I have read many reports, and just because I never encountered entities in no way has me believe they don't exist. I can say with great certainty that each of those chemicals has or induces distinctly different effects - each imparts or posesses a personality and those personalities tend to - blur the line between one's inner being and the chemical. So was that jaguar always in your head and it took yopo to bring it to "your" attention or does the yopo have that animal contained within it's makeup.


As a for instance, I have never experienced smoked DMT, no matter how much that gave me the slightest hint of color - all forms, shapes and impressions were in grey black or "white". eating it with harmaline always gave me very hard edged, distinct modernistic or mechanical shapes whereas mescaline ALWAYS offered me indian motifs, pastels, wind swept and clear visons of open places with that psycho breeze that tends to blow your hair even if the day is utterly still.

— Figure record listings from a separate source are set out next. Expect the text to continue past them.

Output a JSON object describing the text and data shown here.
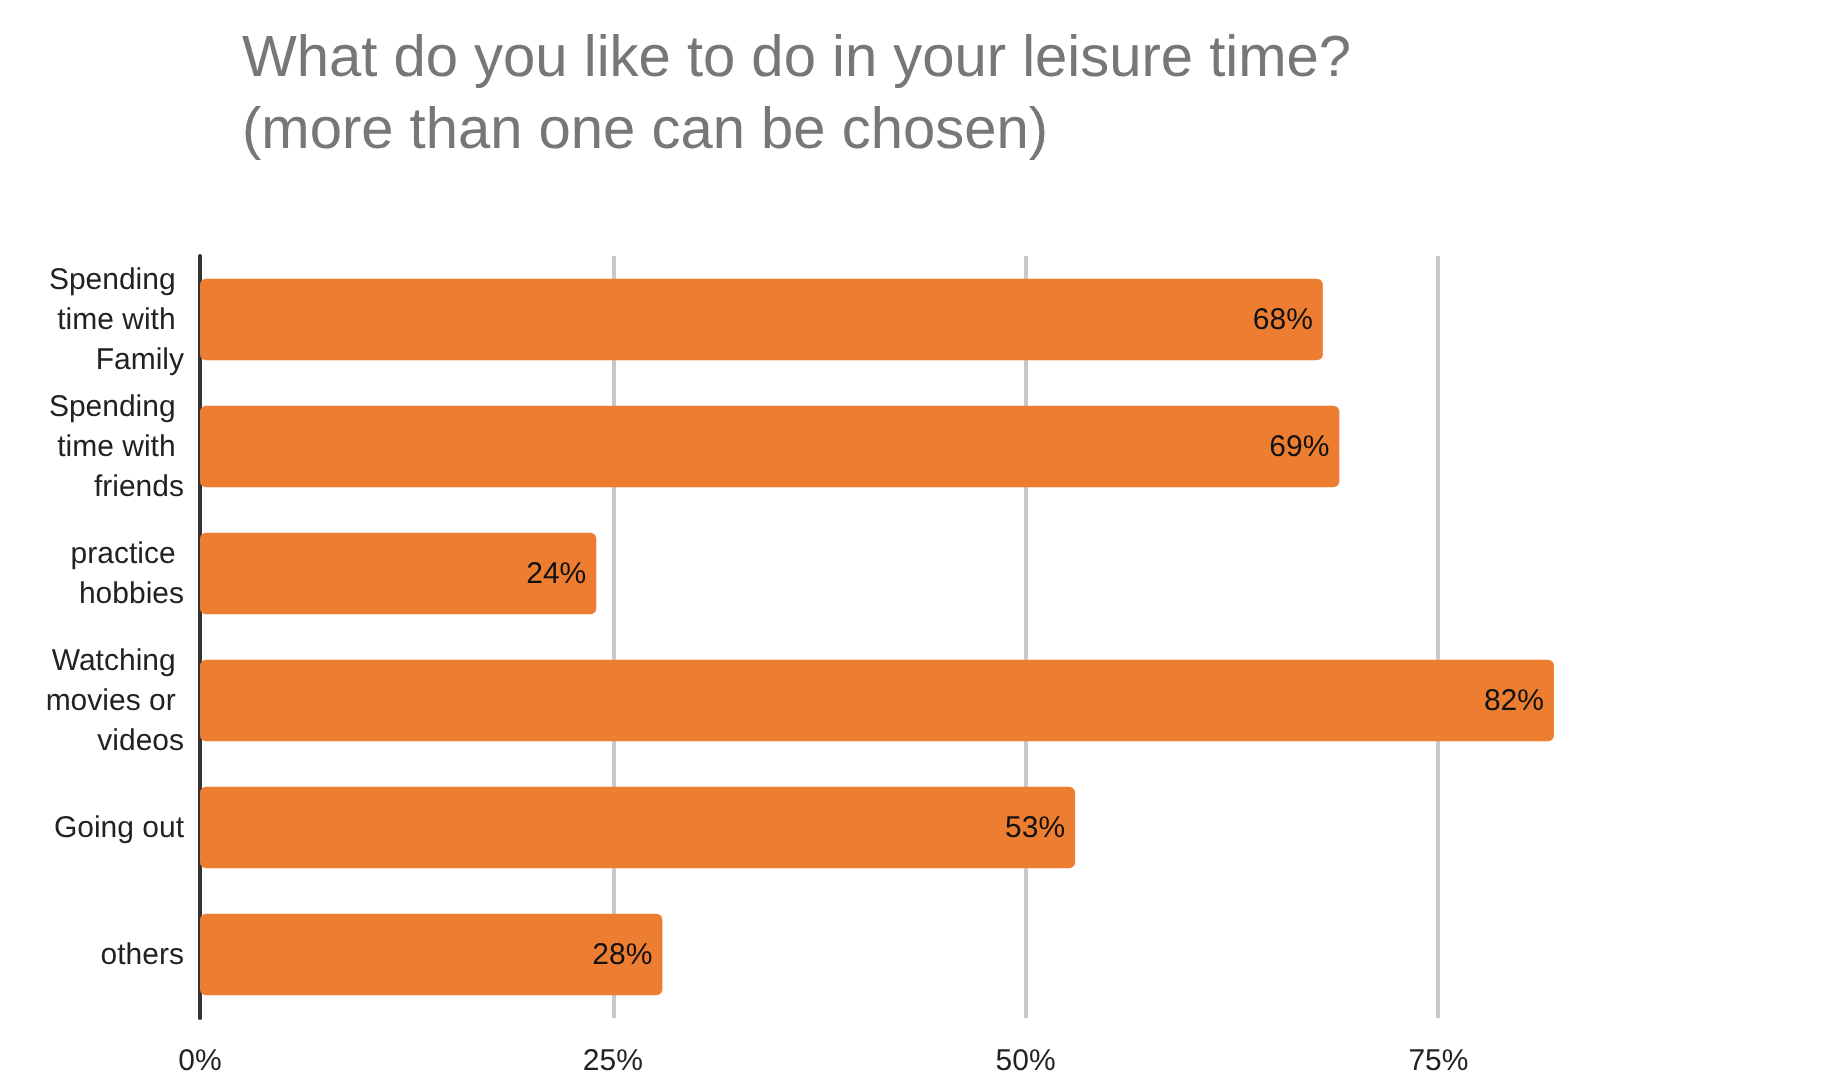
{
  "chart_data": {
    "type": "bar",
    "orientation": "horizontal",
    "title": "What do you like to do in your leisure time?\n(more than one can be chosen)",
    "categories": [
      "Spending time with Family",
      "Spending time with friends",
      "practice hobbies",
      "Watching movies or videos",
      "Going out",
      "others"
    ],
    "values": [
      68,
      69,
      24,
      82,
      53,
      28
    ],
    "color": "#ed7d31",
    "value_labels": [
      "68%",
      "69%",
      "24%",
      "82%",
      "53%",
      "28%"
    ],
    "xlim": [
      0,
      82
    ],
    "xticks": [
      {
        "value": 0,
        "label": "0%"
      },
      {
        "value": 25,
        "label": "25%"
      },
      {
        "value": 50,
        "label": "50%"
      },
      {
        "value": 75,
        "label": "75%"
      }
    ],
    "grid": "x"
  }
}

LSD to me always opened an inner eye that saw everything around me, behind and below and above with particularly vivid visions through the portals of my real eyes but LSD is cold and indifferent to it's user,with LSD it is as if the trip has always and will always be going on in another parallel place and you, having taken it simply speed up enough to be able to enter that place - upon leaving I was always certain that the environment still existed.

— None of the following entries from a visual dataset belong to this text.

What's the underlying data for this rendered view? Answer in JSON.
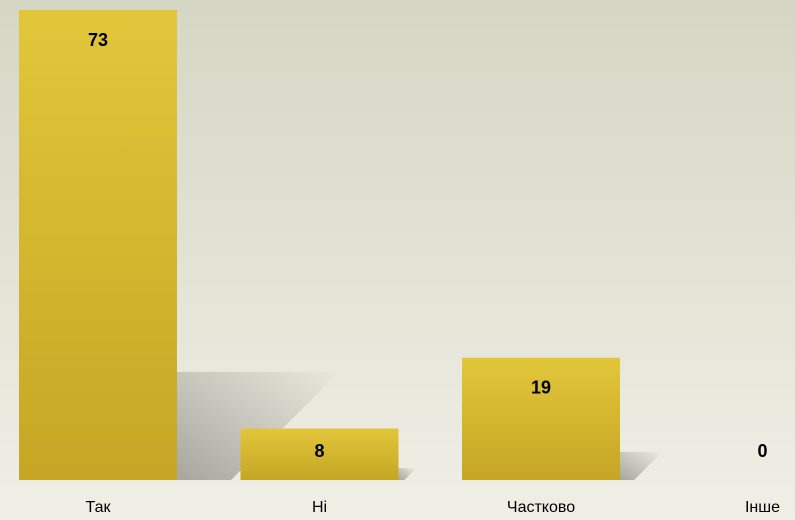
{
  "chart_data": {
    "type": "bar",
    "categories": [
      "Так",
      "Ні",
      "Частково",
      "Інше"
    ],
    "values": [
      73,
      8,
      19,
      0
    ],
    "color": "#d8bb30"
  }
}
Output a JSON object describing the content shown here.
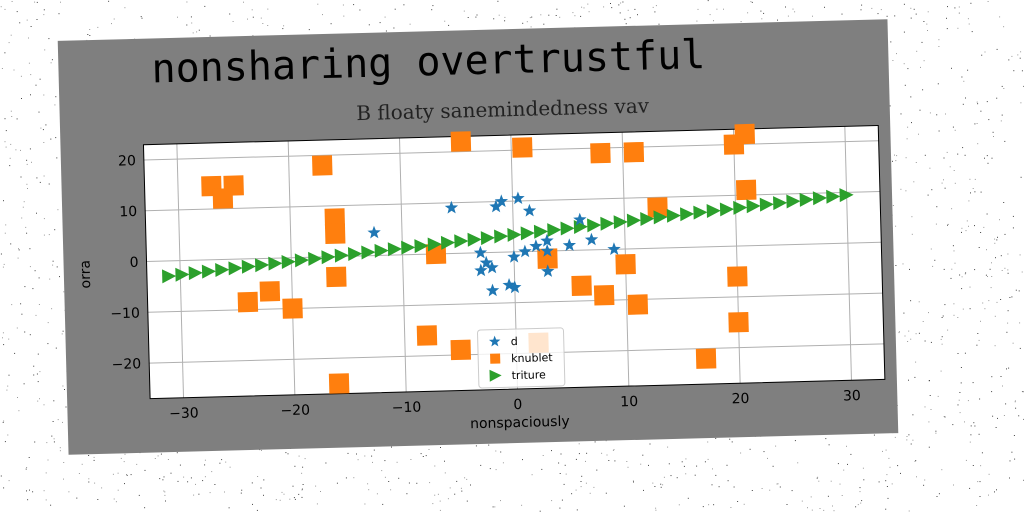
{
  "colors": {
    "card": "#7f7f7f",
    "plot_bg": "#ffffff",
    "grid": "#b0b0b0",
    "series_d": "#1f77b4",
    "series_knublet": "#ff7f0e",
    "series_triture": "#2ca02c"
  },
  "chart_data": {
    "type": "scatter",
    "title": "nonsharing overtrustful",
    "subtitle": "B floaty sanemindedness vav",
    "xlabel": "nonspaciously",
    "ylabel": "orra",
    "xlim": [
      -33,
      33
    ],
    "ylim": [
      -27,
      23
    ],
    "xticks": [
      -30,
      -20,
      -10,
      0,
      10,
      20,
      30
    ],
    "yticks": [
      -20,
      -10,
      0,
      10,
      20
    ],
    "xtick_labels": [
      "−30",
      "−20",
      "−10",
      "0",
      "10",
      "20",
      "30"
    ],
    "ytick_labels": [
      "−20",
      "−10",
      "0",
      "10",
      "20"
    ],
    "grid": true,
    "legend_position": "lower-center",
    "series": [
      {
        "name": "d",
        "marker": "star",
        "color": "#1f77b4",
        "points": [
          [
            -12.5,
            4.5
          ],
          [
            -5.5,
            9
          ],
          [
            -1.5,
            9
          ],
          [
            -1,
            10
          ],
          [
            0.5,
            10.5
          ],
          [
            1.5,
            8
          ],
          [
            -3,
            0
          ],
          [
            -2.5,
            -2
          ],
          [
            -3,
            -3.5
          ],
          [
            -2,
            -3
          ],
          [
            -2,
            -7.5
          ],
          [
            -0.5,
            -6.5
          ],
          [
            0,
            -7
          ],
          [
            0,
            -1
          ],
          [
            1,
            0
          ],
          [
            2,
            1
          ],
          [
            3,
            2
          ],
          [
            3,
            0
          ],
          [
            3,
            -4
          ],
          [
            5,
            1
          ],
          [
            6,
            6
          ],
          [
            7,
            2
          ],
          [
            9,
            0
          ]
        ]
      },
      {
        "name": "knublet",
        "marker": "square",
        "color": "#ff7f0e",
        "points": [
          [
            -27,
            14.5
          ],
          [
            -25,
            14.5
          ],
          [
            -26,
            12
          ],
          [
            -17,
            18
          ],
          [
            -16,
            7.5
          ],
          [
            -16,
            4.5
          ],
          [
            -16,
            -4
          ],
          [
            -24,
            -8.5
          ],
          [
            -22,
            -6.5
          ],
          [
            -20,
            -10
          ],
          [
            -16,
            -25
          ],
          [
            -8,
            -16
          ],
          [
            -7,
            0
          ],
          [
            -5,
            -19
          ],
          [
            -4.5,
            22
          ],
          [
            1,
            20.5
          ],
          [
            2,
            -18
          ],
          [
            3,
            -1.5
          ],
          [
            6,
            -7
          ],
          [
            8,
            -9
          ],
          [
            8,
            19
          ],
          [
            11,
            19
          ],
          [
            11,
            -11
          ],
          [
            10,
            -3
          ],
          [
            13,
            8
          ],
          [
            17,
            -22
          ],
          [
            20,
            20
          ],
          [
            21,
            22
          ],
          [
            21,
            11
          ],
          [
            20,
            -6
          ],
          [
            20,
            -15
          ]
        ]
      },
      {
        "name": "triture",
        "marker": "triangle-right",
        "color": "#2ca02c",
        "line": {
          "x_start": -31,
          "x_end": 30,
          "y_start": -3,
          "y_end": 9.5,
          "count": 52
        }
      }
    ]
  }
}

And mushrooms are highly personal, almost a symbiosis of brain and entity, where you invited this entity into yourself and it makes you it's home for the duration - still though, it is not an entity that one confronts, rather one that one inhabits or is inhabited by.
 

toronjadeoro

Well-Known Member
That was really beautifully put, canndo. So many people use hallucinogens just as a complement to the night's entertainment and alcohol binge, and that's cool, I guess. But you do your homework. I'd never thought of the "being inhabited" sensation on mushrooms, but I'll think about that again for sure next opportunity I actually get my hands on some. I've never had an opportunity to try mescaline but one day. Nice job on describing LSD. I actually love that it's cold and indifferent, but I'm one of those rare ones who loves the sensation of fear--not fear of cops (which sucks), but fear of the unknown.
 

zVice

Active Member
Agreed, I never "saw them" but there was definitely a comforting presence even though I was alone.


To my understanding, it isn't so much seeing them, but communicating with them, or they with you. I was always alone, about the closest I got was a feeling of being watched or looked after - either detached or benevolent.
 

canndo

Well-Known Member
That was really beautifully put, canndo. So many people use hallucinogens just as a complement to the night's entertainment and alcohol binge, and that's cool, I guess. But you do your homework. I'd never thought of the "being inhabited" sensation on mushrooms, but I'll think about that again for sure next opportunity I actually get my hands on some. I've never had an opportunity to try mescaline but one day. Nice job on describing LSD. I actually love that it's cold and indifferent, but I'm one of those rare ones who loves the sensation of fear--not fear of cops (which sucks), but fear of the unknown.


I enjoyed the coldness as well, the indiference, it is as though I were boarding a brand new subway train all light and flash and purity and cleanliness. Mescaline is like riding a burro, old, knowlegable, slow, ponderous within a great purpose, and interested in your finding that purpose"There, see what i have to show YOU, YOU are important and I am bearing YOU to this place of peace or reverence.